BOSTON — After a record-setting seven overtimes in the first six games, the defending NBA champion Celtics made an early night of it with a dominating stretch in the second.
That’s second quarter, not second overtime.
Ray Allen followed his 51-point Game 6 performance with 23 on Saturday night, Paul Pierce added 20 and Boston pulled away from Chicago just before the half to finish off the Bulls 109-99 — a rare regulation victory in what might have been the best first-round playoff series in league history.
“I don’t see great. I just see hard,” said Celtics coach Doc Rivers, whose team will play the Magic in Game 1 of the Eastern Conference semifinals Monday. “For a coach, it’s just: Win the series.”
Ben Gordon scored 33 points and Kirk Hinrich scored 14 of his 16 in the fourth quarter to help Chicago cut its deficit to three points — thanks in part to a bizarre scoring change that added a point to the Bulls’ score two hours after a first-half 3-pointer was mistakenly ruled a 2.
Boston made all 11 of its free throws in the last two minutes to hold on, and the seventh-seeded Bulls return to Chicago knowing they took the defending champs to the limit — and quite often beyond. The four overtime games set a record for a series, and the seven overtimes total were the most any team ever played in an entire playoff — and it’s just the first round.
“It was a long, grueling series. I thought this was one of the most mentally tough series I’ve ever been in,” Pierce said. “Thank goodness we were battle-tested and we were able to pull this out.”
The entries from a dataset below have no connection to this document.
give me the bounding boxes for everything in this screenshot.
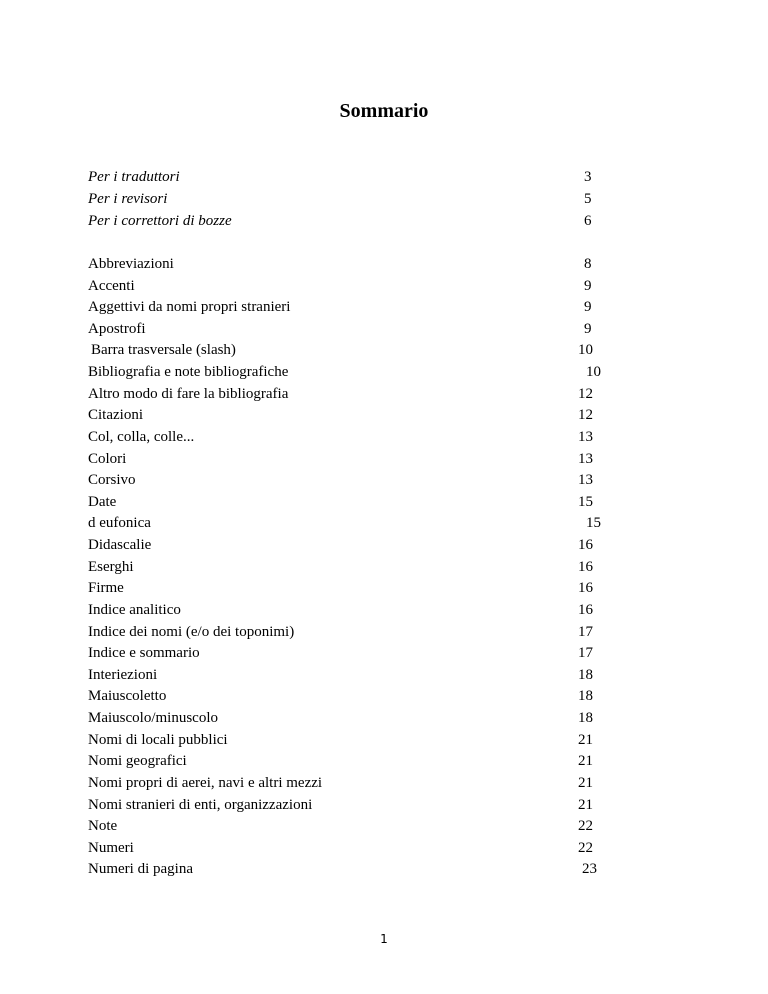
toc-entry-page-number: 9 [584,278,592,294]
toc-entry-page-number: 17 [578,624,593,640]
page-title: Sommario [339,100,429,122]
toc-entry-page-number: 12 [578,407,593,423]
toc-entry-page-number: 10 [578,342,593,358]
toc-entry-page-number: 23 [582,861,597,877]
toc-entry-label: Numeri [88,840,134,856]
toc-entry-label: Note [88,818,118,834]
toc-entry-page-number: 18 [578,667,593,683]
toc-entry-page-number: 21 [578,753,593,769]
toc-entry-label: Interiezioni [88,667,158,683]
toc-entry-label: Accenti [88,278,135,294]
toc-entry-page-number: 8 [584,256,592,272]
toc-entry-label: Nomi di locali pubblici [88,732,228,748]
toc-entry-page-number: 21 [578,797,593,813]
toc-entry-label: Eserghi [88,559,134,575]
toc-entry-label: Bibliografia e note bibliografiche [88,364,289,380]
toc-entry-label: Maiuscoletto [88,688,167,704]
toc-entry-page-number: 13 [578,451,593,467]
toc-entry-label: Date [88,494,117,510]
toc-entry-page-number: 18 [578,710,593,726]
toc-entry-page-number: 16 [578,559,593,575]
toc-entry-label: Nomi stranieri di enti, organizzazioni [88,797,313,813]
toc-entry-page-number: 16 [578,602,593,618]
toc-entry-page-number: 15 [586,515,601,531]
toc-entry-label: Maiuscolo/minuscolo [88,710,218,726]
toc-entry-page-number: 16 [578,580,593,596]
toc-entry-page-number: 22 [578,840,593,856]
toc-entry-page-number: 3 [584,169,592,185]
toc-entry-label: Per i revisori [88,191,168,207]
toc-entry-page-number: 21 [578,732,593,748]
toc-entry-label: Nomi geografici [88,753,187,769]
toc-entry-label: Nomi propri di aerei, navi e altri mezzi [88,775,323,791]
toc-entry-page-number: 10 [586,364,601,380]
toc-entry-label: Per i correttori di bozze [88,213,232,229]
toc-entry-label: Barra trasversale (slash) [91,342,236,358]
toc-entry-label: Apostrofi [88,321,146,337]
toc-entry-page-number: 21 [578,775,593,791]
toc-entry-label: Col, colla, colle... [88,429,195,445]
toc-entry-label: Colori [88,451,127,467]
toc-entry-label: Didascalie [88,537,152,553]
toc-entry-page-number: 9 [584,321,592,337]
toc-entry-label: Citazioni [88,407,143,423]
toc-entry-label: Corsivo [88,472,136,488]
toc-entry-page-number: 6 [584,213,592,229]
toc-entry-label: Indice analitico [88,602,181,618]
toc-entry-label: Indice dei nomi (e/o dei toponimi) [88,624,295,640]
toc-entry-page-number: 16 [578,537,593,553]
toc-entry-page-number: 15 [578,494,593,510]
toc-entry-page-number: 12 [578,386,593,402]
toc-entry-label: Indice e sommario [88,645,200,661]
footer-page-number: 1 [380,932,388,946]
toc-entry-label: d eufonica [88,515,151,531]
toc-entry-label: Aggettivi da nomi propri stranieri [88,299,291,315]
toc-entry-label: Altro modo di fare la bibliografia [88,386,289,402]
toc-entry-page-number: 9 [584,299,592,315]
toc-entry-label: Abbreviazioni [88,256,174,272]
toc-entry-page-number: 5 [584,191,592,207]
toc-entry-page-number: 17 [578,645,593,661]
toc-entry-page-number: 18 [578,688,593,704]
toc-entry-label: Firme [88,580,124,596]
toc-entry-page-number: 13 [578,429,593,445]
toc-entry-page-number: 22 [578,818,593,834]
toc-entry-label: Numeri di pagina [88,861,193,877]
toc-entry-label: Per i traduttori [88,169,180,185]
toc-entry-page-number: 13 [578,472,593,488]
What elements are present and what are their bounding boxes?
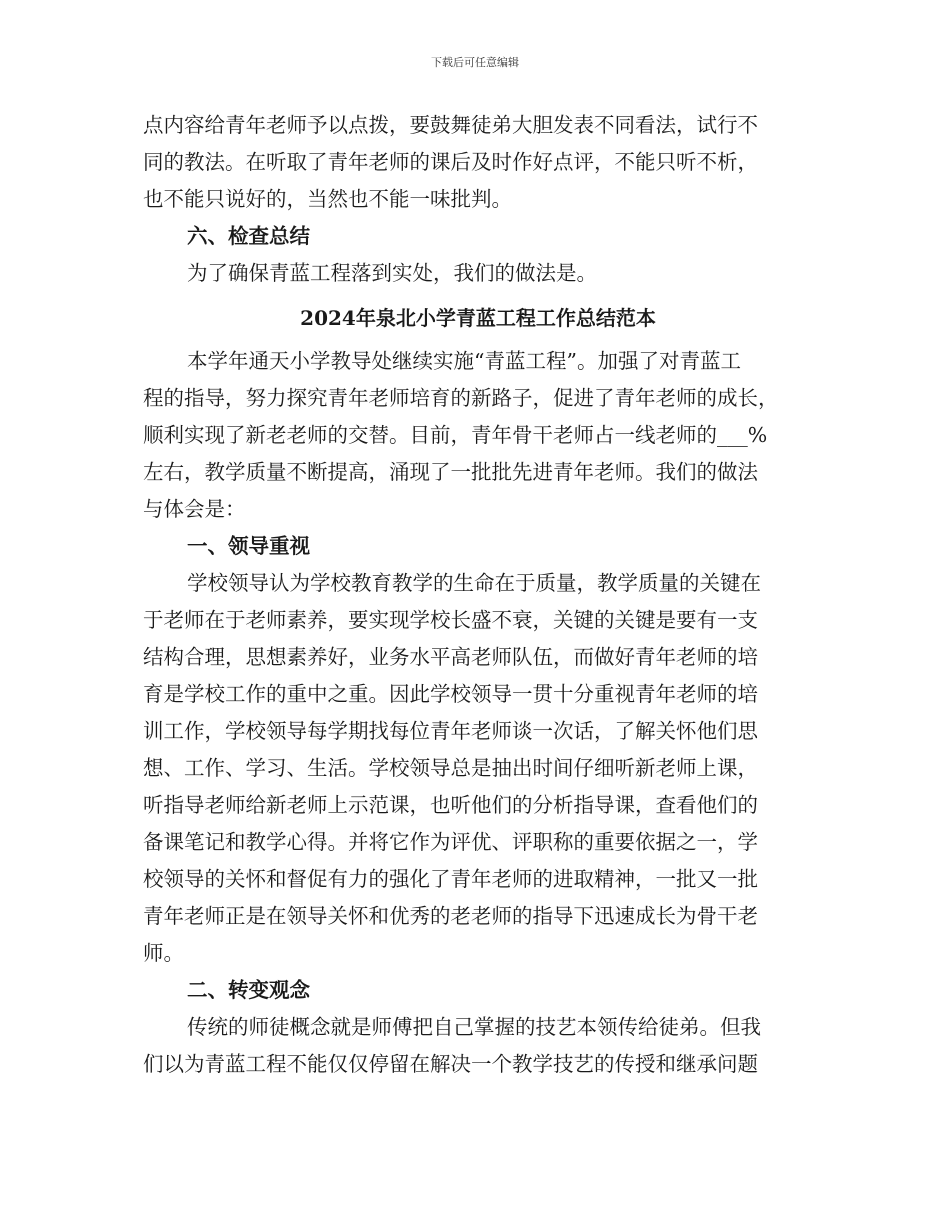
paragraph-line: 与体会是：: [143, 497, 246, 521]
paragraph-line: 学校领导认为学校教育教学的生命在于质量，教学质量的关键在: [187, 571, 761, 595]
paragraph-line: 同的教法。在听取了青年老师的课后及时作好点评，不能只听不析，: [143, 150, 758, 174]
paragraph-line: 点内容给青年老师予以点拨，要鼓舞徒弟大胆发表不同看法，试行不: [143, 113, 758, 137]
paragraph-line: 想、工作、学习、生活。学校领导总是抽出时间仔细听新老师上课，: [143, 756, 758, 780]
paragraph-line: 为了确保青蓝工程落到实处，我们的做法是。: [187, 261, 597, 285]
paragraph-line: 结构合理，思想素养好，业务水平高老师队伍，而做好青年老师的培: [143, 645, 758, 669]
paragraph-line: 师。: [143, 941, 184, 965]
section-heading: 二、转变观念: [187, 978, 310, 1002]
paragraph-line: 育是学校工作的重中之重。因此学校领导一贯十分重视青年老师的培: [143, 682, 758, 706]
paragraph-line: 备课笔记和教学心得。并将它作为评优、评职称的重要依据之一，学: [143, 830, 758, 854]
paragraph-line: 本学年通天小学教导处继续实施“青蓝工程”。加强了对青蓝工: [187, 349, 741, 373]
document-title: 2024年泉北小学青蓝工程工作总结范本: [300, 306, 656, 330]
paragraph-line: 传统的师徒概念就是师傅把自己掌握的技艺本领传给徒弟。但我: [187, 1015, 761, 1039]
paragraph-line: 顺利实现了新老老师的交替。目前，青年骨干老师占一线老师的___%: [143, 423, 768, 447]
paragraph-line: 训工作，学校领导每学期找每位青年老师谈一次话，了解关怀他们思: [143, 719, 758, 743]
paragraph-line: 程的指导，努力探究青年老师培育的新路子，促进了青年老师的成长，: [143, 386, 779, 410]
paragraph-line: 们以为青蓝工程不能仅仅停留在解决一个教学技艺的传授和继承问题: [143, 1052, 758, 1076]
section-heading: 一、领导重视: [187, 534, 310, 558]
page-header: 下载后可任意编辑: [431, 56, 519, 69]
section-heading: 六、检查总结: [187, 224, 310, 248]
paragraph-line: 也不能只说好的，当然也不能一味批判。: [143, 187, 512, 211]
paragraph-line: 青年老师正是在领导关怀和优秀的老老师的指导下迅速成长为骨干老: [143, 904, 758, 928]
document-body: [143, 107, 813, 1083]
paragraph-line: 校领导的关怀和督促有力的强化了青年老师的进取精神，一批又一批: [143, 867, 758, 891]
paragraph-line: 听指导老师给新老师上示范课，也听他们的分析指导课，查看他们的: [143, 793, 758, 817]
paragraph-line: 左右，教学质量不断提高，涌现了一批批先进青年老师。我们的做法: [143, 460, 758, 484]
paragraph-line: 于老师在于老师素养，要实现学校长盛不衰，关键的关键是要有一支: [143, 608, 758, 632]
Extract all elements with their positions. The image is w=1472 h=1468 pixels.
Boston’s Kendrick Perkins had 13 rebounds, Rajon Rondo had 11 assists and Eddie House scored 16 points — going 5-for-5 from the floor, including four 3-pointers.
Joakim Noah grabbed 15 rebounds for Chicago.
Celtics forward Glen “Big Baby” Davis, who scored 15 points as the sub for injured star Kevin Garnett, said he was glad to finish this one in regulation.
“Oh, my God. Overtime after overtime after overtime,” Davis said. “We did what we had to do to get the job done.”
After three consecutive overtime games, the series went from Odyssey to oddity when an unusual scoring correction helped the Bulls cut their deficit to three points in the fourth quarter.
With 5:44 left in the game, the public address announcer said that because of a “technical error” Gordon was credited with a 2-pointer instead of a 3-pointer, apparently on his basket with 8:32 left in the first quarter. Officials can use video replay to check whether a shot is from beyond the arc or not, but it is supposed to come at the first break after the basket — not three quarters later.